Interview Julian Nida-Rümelin „Die Digitalisierung macht uns nicht zu Gott“

München · Der Philosoph und frühere Kulturstaatsminister warnt vor maßloser Euphorie beim Einsatz digitaler Technologien.

 Julian Nida-Rümelin vor einem Müncher Wirtshaus.

Julian Nida-Rümelin vor einem Müncher Wirtshaus.

Foto: Frank Ossenbrink

Mit der Künstlichen Intelligenz verbinden sich und große Zukunftshoffnungen und einige Unbehagen: Wird sie gefährlich oder ist sie von Nutzen? Ein Gespräch mit dem früheren Kulturstaatsminister und Philosophie-Professor Julian Nida-Rümelin (64) über eine Ethik in Zeiten der Digitalisierung.
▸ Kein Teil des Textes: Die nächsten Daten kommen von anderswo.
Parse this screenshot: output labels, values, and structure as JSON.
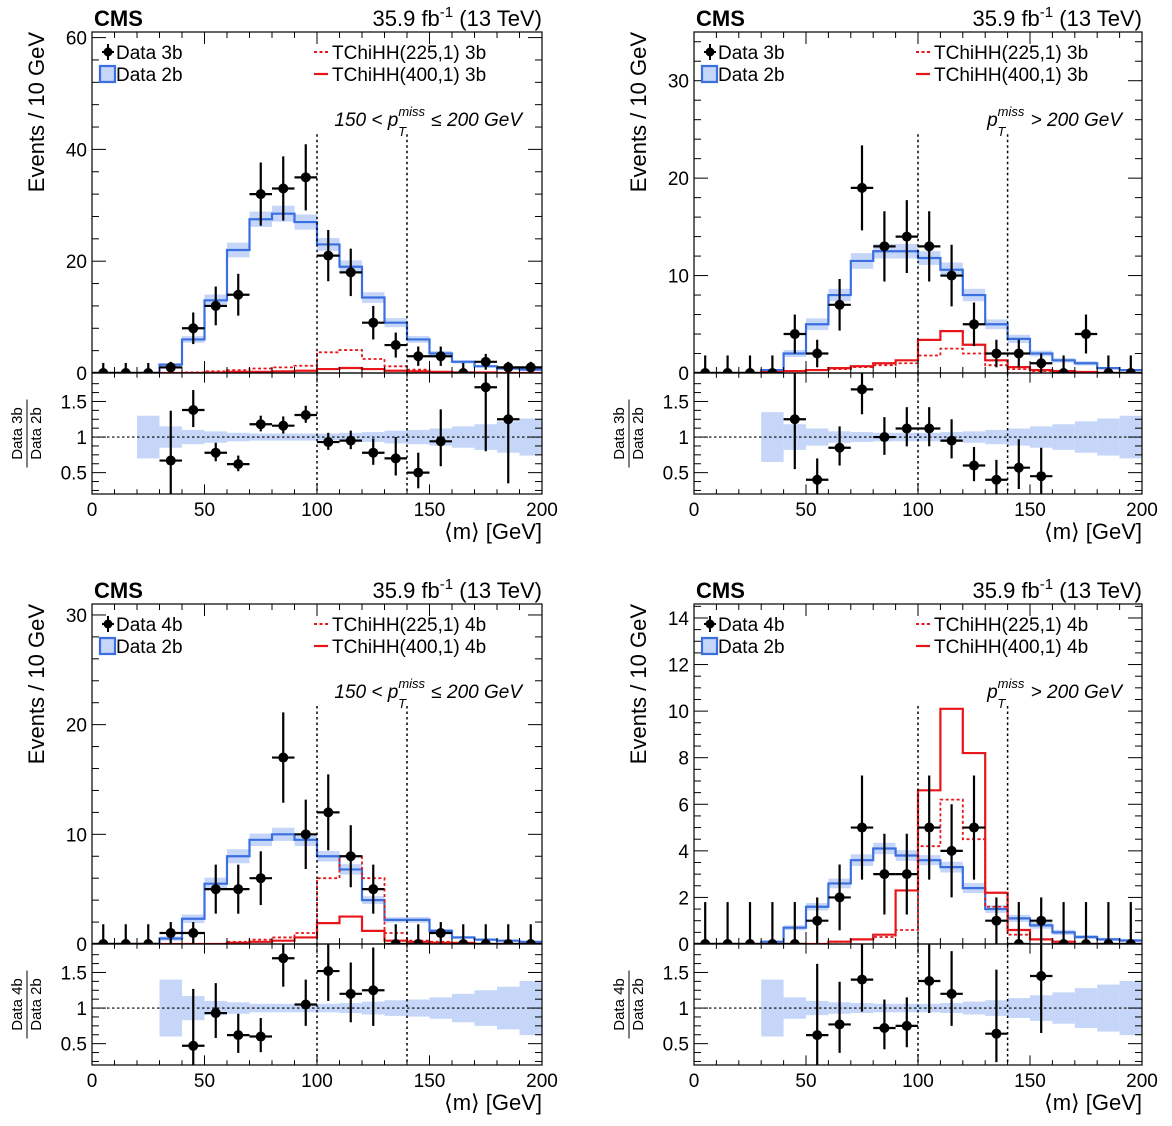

Sie leiten seit zwei Jahren den Bereich Kultur am Zentrum für Digitalisierung Bayern (zd.b) und gehören seit Kurzem auch dem Direktorium des Bayerischen Instituts für digitale Transformation (bidt) an. Das klingt irgendwie nach Entwicklungsarbeit.

Nida-Rümelin Na ja, es gibt ja auch das „California Institute of Technology“, das sich nicht nur mit dem Bundesstaat Kalifornien beschäftigt, sondern weltweit wirkt.

Welche Erfahrungen haben Sie bei Ihrer Arbeit bisher gemacht, welchen Vorurteilen sind Sie begegnet?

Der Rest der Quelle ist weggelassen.